After a few weeks of working at Renshaw Travel as an intern from Germany, it was time for my first adventure in Canada outside the beautiful city of Vancouver. When looking at the highlights of Canada in brochures, websites and other platforms you are always confronted with the beautiful landscapes and lakes of the Canadian Rockies, especially in the National Parks of Banff and Jasper. So it was obvious for me and my girlfriend Carla, who studies for one semester at Capilano University in Vancouver, which place in Canada we want to visit first. Another aspect of travelling to the Rockies as soon as possible was the pressure of the incoming winter, which obviously would mean a lot of snow on the roads and in the parks, and limited access to the natural sights.
Eventually, after the plans were made we picked up our rental car in Surrey on a Thursday evening in September, and were quite surprised when we realized with what kind of car we had to drive the nine hours into the province of Alberta. Instead of a small Toyota Yaris which we had actually booked, we were presented a Dodge Ram truck, beautiful to look at, but as high in its fuel consumption as you would imagine when looking at it. We didn't bother and started our adventure into the mountais good-tempered.

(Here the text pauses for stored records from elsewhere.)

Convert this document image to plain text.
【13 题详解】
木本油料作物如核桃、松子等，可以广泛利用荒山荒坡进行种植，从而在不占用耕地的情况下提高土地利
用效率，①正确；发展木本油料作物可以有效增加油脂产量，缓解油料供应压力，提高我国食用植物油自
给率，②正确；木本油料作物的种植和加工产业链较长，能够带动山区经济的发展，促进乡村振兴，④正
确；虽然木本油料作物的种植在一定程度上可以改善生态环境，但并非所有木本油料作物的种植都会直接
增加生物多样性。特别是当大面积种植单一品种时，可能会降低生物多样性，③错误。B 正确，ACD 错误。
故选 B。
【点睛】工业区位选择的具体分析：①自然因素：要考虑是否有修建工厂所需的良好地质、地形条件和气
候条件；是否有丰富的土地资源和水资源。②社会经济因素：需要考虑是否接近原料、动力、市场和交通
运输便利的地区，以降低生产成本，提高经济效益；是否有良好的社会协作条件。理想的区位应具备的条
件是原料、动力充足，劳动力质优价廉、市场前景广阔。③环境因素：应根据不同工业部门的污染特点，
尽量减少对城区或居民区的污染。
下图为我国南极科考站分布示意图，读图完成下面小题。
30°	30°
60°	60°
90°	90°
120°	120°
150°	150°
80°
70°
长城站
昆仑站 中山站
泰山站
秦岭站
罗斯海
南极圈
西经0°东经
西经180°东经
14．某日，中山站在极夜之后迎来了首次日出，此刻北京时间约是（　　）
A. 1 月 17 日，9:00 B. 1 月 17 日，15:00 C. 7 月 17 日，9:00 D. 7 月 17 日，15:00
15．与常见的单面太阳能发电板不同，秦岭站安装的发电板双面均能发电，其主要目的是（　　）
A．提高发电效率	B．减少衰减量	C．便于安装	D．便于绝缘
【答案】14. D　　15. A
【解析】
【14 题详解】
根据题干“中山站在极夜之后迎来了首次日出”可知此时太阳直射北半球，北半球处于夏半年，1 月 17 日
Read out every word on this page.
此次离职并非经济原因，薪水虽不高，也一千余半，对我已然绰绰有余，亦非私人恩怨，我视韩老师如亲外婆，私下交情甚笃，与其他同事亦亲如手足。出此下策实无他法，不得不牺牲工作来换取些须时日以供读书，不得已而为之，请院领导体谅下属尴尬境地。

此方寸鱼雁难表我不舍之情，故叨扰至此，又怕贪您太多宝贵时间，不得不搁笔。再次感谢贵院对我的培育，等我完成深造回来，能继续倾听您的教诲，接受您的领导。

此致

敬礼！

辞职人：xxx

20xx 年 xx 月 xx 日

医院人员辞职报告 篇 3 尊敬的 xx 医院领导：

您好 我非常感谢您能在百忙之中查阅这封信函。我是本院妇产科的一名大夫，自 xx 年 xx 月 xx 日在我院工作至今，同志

We spent a night in the truck in Kamloops and continued to drive the next morning at sunrise. We were rewarded with beautiful and sunny weather on the last few hours on our drive to Lake Louise, were we arrived at about 2 pm in the afternoon. What came next was just breathtaking. Visiting Lake Louise and Lake Moraine on the same day gave us the first glimpse of what to expect in the following three days. The two lakes are like shimmering gems in a vast and beautiful landscape! White Snow-peaked mountains merge with the blue and turquoise hues of the lakes - Great spots for cool pictures!
The next day was more active. We went on a hike to the two beehive viewpoints above Lake Louise. The moderate walk took us about four to five hours and provided us with stunning panorama views of the area. The nature here is so different then in Europe, everything is so much vaster and so much bigger. It sometimes feels like being the only person in the world.
Highlight of our trip was the Icefield Parkway, the drive from Banff to Jasper, which is meant to be the most beautiful drive in the world. For us it definitely is the most beautiful we have seen so far, even if we only went half-way - and again, beautiful lakes like Peyto Lake or Bow Lake glowing amidst spectacular mountain ranges, blue glacial streams flowing into the valleys and mountain views that makes it difficult to keep your eyes on the road. On the way we also visited Athabasca Glaciers at Columbias Icefield. We learned how climate change affected the decrease of it. Small signs are constructed on the way to the glacier to show to which extent it has vanished. It is crazy to imagine that it was nearly two times more voluminous about 125 years ago.
Unfortunately the time vanished as well, as we found ourselves on the drive back to Vancouver just a night later. Another nine hours of driving were ahead of us - a lot of time to marvel about our experiences in Banff National Park and to look at the hundreds of pictures we took.